Important Inventions of Muslims

Since ancient times, Muslims have discovered surgical methods or designed flying machines, setting the stage for the development of today’s civilized world.

Muslim engineer Abbas ibn Firnas was the first to carry out the plan to build a flying machine and test it. Around the 9th century, he designed an airframe with wings and hoped it could fly like a bird. During a famous test in Cordoba, Spain, the machine flew for a few seconds before falling to the ground and breaking his back. Abbas’s work is said to have been the inspiration of Leonardo da Vinci hundreds of years later.

Important Inventions of Muslims Abbas ibn Firnas (left) and his test flight simulation. (Photo:

Around the year 1000, Dr. Al Zahrawi published a 1,500-page Encyclopedia of Surgery. This book was used as a reference in medical research 500 years later.

Zahrawi is also the one who discovered how to use cat intestine thread to suture surgical wounds. He is also the doctor who performed the first caesarean section and invented the surgical forceps.

According to Professor Salim al-Hassani, president of the British Foundation for Science, Technology and Civilization, coffee was first brewed in Yemen around the 9th century. At that time, it was a drink that helped Sufis teach stay up all night to pray. Later, coffee was brought by a group of students to Cairo, Egypt and then to Turkey around the 13th century. Coffee beans began to appear in Europe three centuries later and were brought to Italy by a merchant.

In 859, Fatima al-Firhi , the daughter of a wealthy merchant, founded the world’s first degree-granting university in Fez, Morocco . Together with the mosque founded by her sister Miriam, it became the complex of the University and the al-Qarawiyyin Mosque, operating for nearly 1,200 years. Professor Hassani said the story highlights that education is at the core of the Muslim tradition, and hopes it inspires Muslim women today.

Many important scientific achievements and advances in optical research come from the background of the Islamic world. Ibn al-Haitham demonstrated that humans see objects when light is reflected and enters the eye, contrary to the theory of Euclid and Ptolemy which asserted that light is emitted from the eye. The physicist also discovered the dark box phenomenon, which explains how the human eye sees images thanks to the connection between the brain and the optic nerve.

Islamic music had a far-reaching influence on European music. According to the researchers, the lute and the rahab , the precursor to the violin, were two of the musical instruments brought to Europe. The scale or scale in modern music is believed to derive from the Arabic alphabet.

The Prophet Mohammed is said to have contributed to the popularization of the use of a toothbrush since 600. Mohammed cleans his teeth and breath using a small Meswak twig. Substances similar to those found in the Meswalk tree are used in toothpaste.

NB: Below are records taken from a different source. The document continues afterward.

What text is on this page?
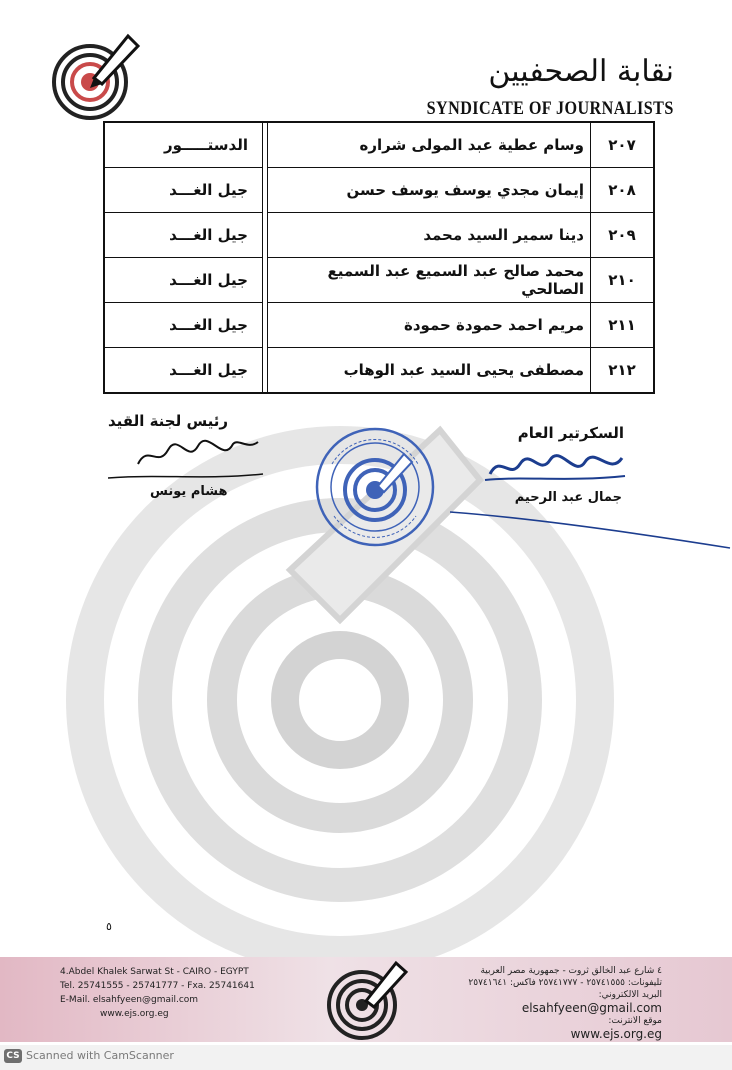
نقابة الصحفيين
SYNDICATE OF JOURNALISTS
٢٠٧	وسام عطية عبد المولى شراره		الدستـــــور
٢٠٨	إيمان مجدي يوسف يوسف حسن		جيل الغـــد
٢٠٩	دينا سمير السيد محمد		جيل الغـــد
٢١٠	محمد صالح عبد السميع عبد السميع الصالحي		جيل الغـــد
٢١١	مريم احمد حمودة حمودة		جيل الغـــد
٢١٢	مصطفى يحيى السيد عبد الوهاب		جيل الغـــد
السكرتير العام
جمال عبد الرحيم
رئيس لجنة القيد
هشام يونس
٥
4.Abdel Khalek Sarwat St - CAIRO - EGYPT
Tel. 25741555 - 25741777 - Fxa. 25741641
E-Mail. elsahfyeen@gmail.com
www.ejs.org.eg
٤ شارع عبد الخالق ثروت - جمهورية مصر العربية
تليفونات: ٢٥٧٤١٥٥٥ - ٢٥٧٤١٧٧٧ فاكس: ٢٥٧٤١٦٤١
البريد الالكتروني:
elsahfyeen@gmail.com
موقع الانترنت:
www.ejs.org.eg
CS Scanned with CamScanner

Important Inventions of Muslims
Some Muslim and African countries today can still use small meswak branches to clean teeth. (Photo: ShutterStock)

“The hospitals we know today, with their systems of clinics and training centers, have their roots in 9th century Egypt,” said Professor Hassani. The world’s first medical center named Ahmad ibn Tulun , established in 872 in Cairo, provides free care to patients based on Muslim traditions.

Initially, in ancient India, people invented a form of chess with 64 squares, associated with the famous legend of a king who generously rewarded its inventor with twice the number of grains of rice each square. in the previous box. But then, in Persia (Iran), this game was developed into today’s chess form and quickly spread to Western Europe and Asian countries such as Japan.

Important Inventions of Muslims
When this game was brought to Persia, it was developed into the form of chess as it is today.

Maybe because bathing is a mandatory religious requirement of Muslims, it was they who perfected the soap making recipe that we still use today. Before that, the ancient Egyptians used soap, the Romans also used soap as a perfume. But it was the Arabs who combined vegetable oils with caustic soda and flavorings to make soap.